Workwise, what motivates you to get out of bed in the morning?  

It’s a chance to listen to people get things done differently, working with people to make change and influence services making them more responsive to residents. I want to support people to share their experiences and ideas and have a real say in their neighbourhoods.  

How do you know your work has been successful – what are your favourite examples?  

It’s lovely to hear individual stories, where people have been able to get what they need, share their skills, and have real input that makes a difference to their lives as well as lives of other local people.  

I love it when people get back to me after a Forum meeting to say ….”I’ve been thinking and I reckon that this will work in Well Street Common- let’s see what other people think”. A resident who has attended Well Street Common Forum was introduced to community activities by a neighbour with contacts and now she wants to share her ideas for helping local carers get involved in a walking group.  

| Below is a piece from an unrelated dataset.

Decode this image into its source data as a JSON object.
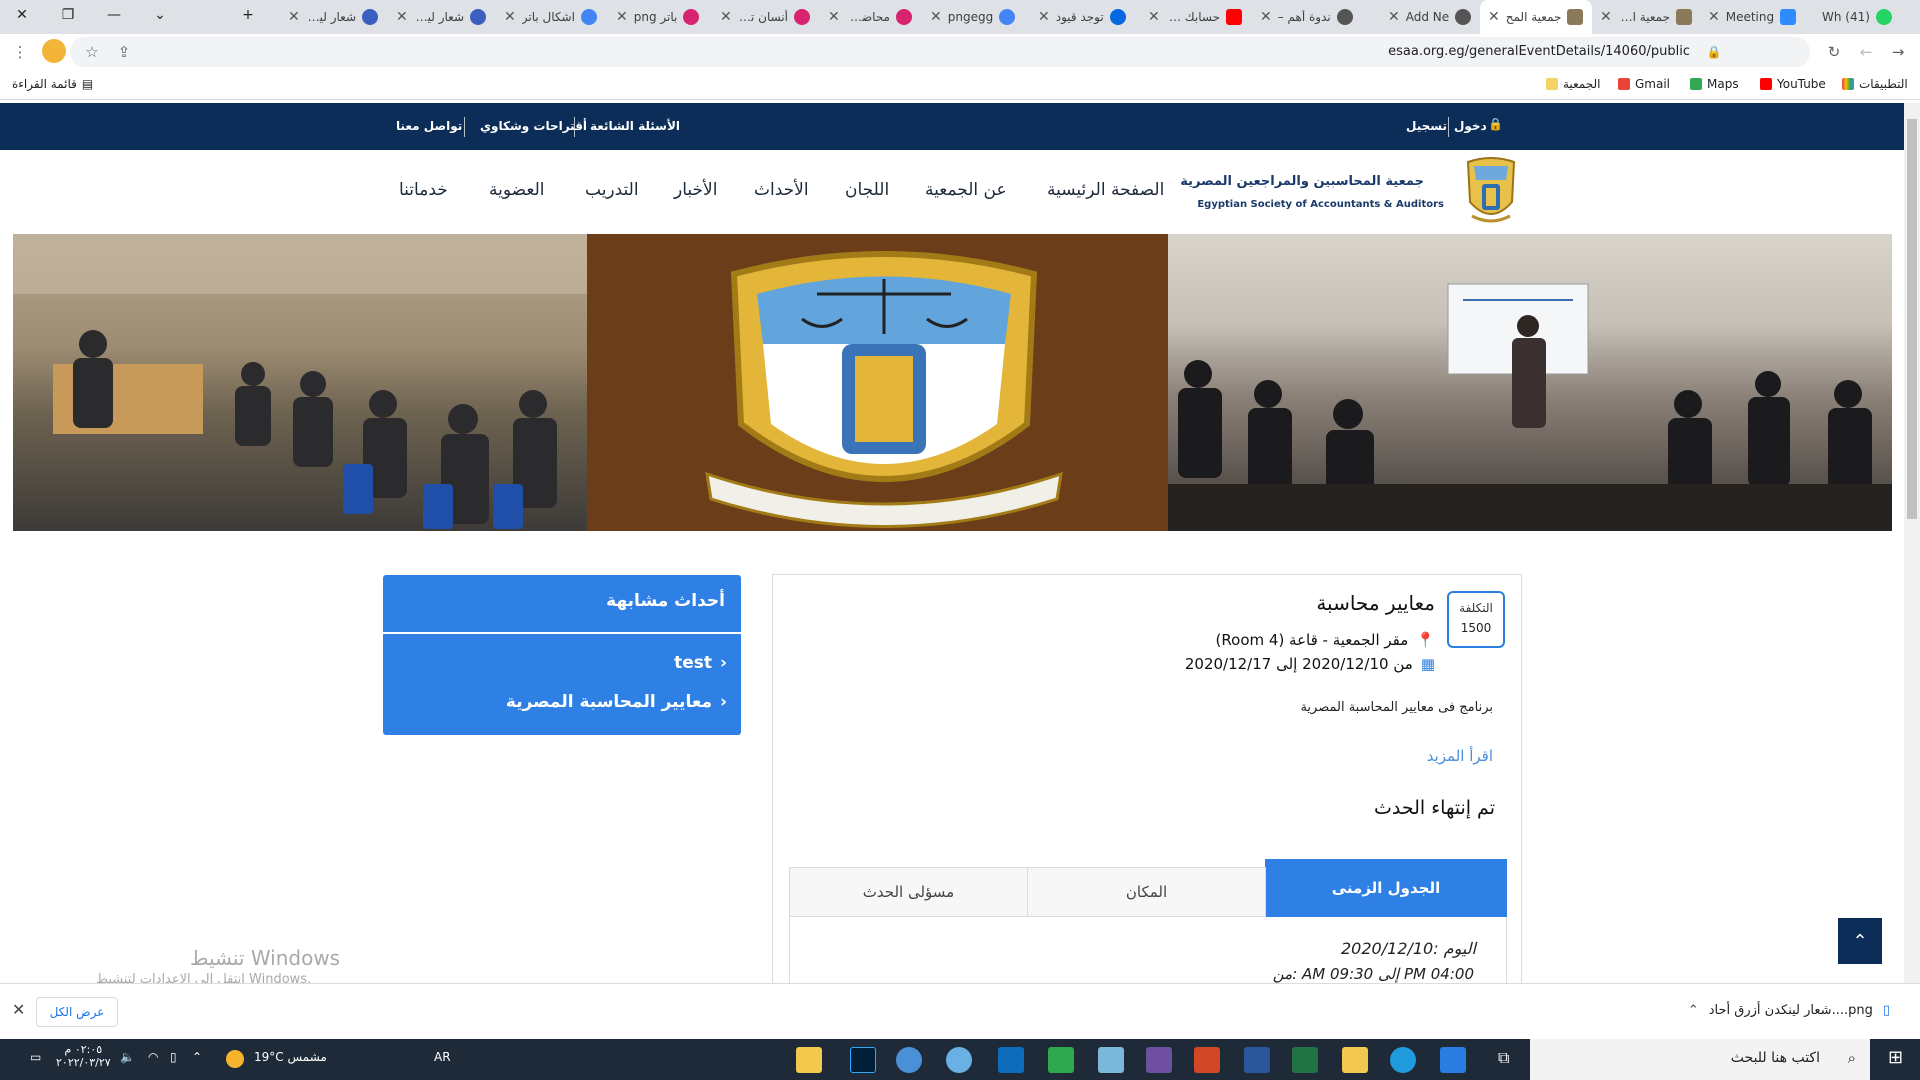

When we recruited a 16-year-old Hackney Wick girl to support our community research, we knew that she was super-bright and really passionate about making changes for young people in Hackney Wick. We were delighted when her Dad decided to get involved and joined the Wick Award Partnership Board. Now that girl has a great career in the civil service and is leading on projects that will have big impacts on a national level. We are very proud to have worked with her at the beginning of her career path.  

What do you love about Hackney?  

Hackney has been my home since 1988, I didn’t start out here but I want to stay. I love the buzz and amazing range of stuff going on. This week someone told me about the Hackney Colliery Band – now that’s amazing! So much great music. I love that my daughter has grown up here, having the chance to play with the Borough Youth Orchestra. There is a corner of Hackney for everyone. It has been brilliant to live and work in this great community. I am never surprised when you find out that a Hackney person is behind some great new idea.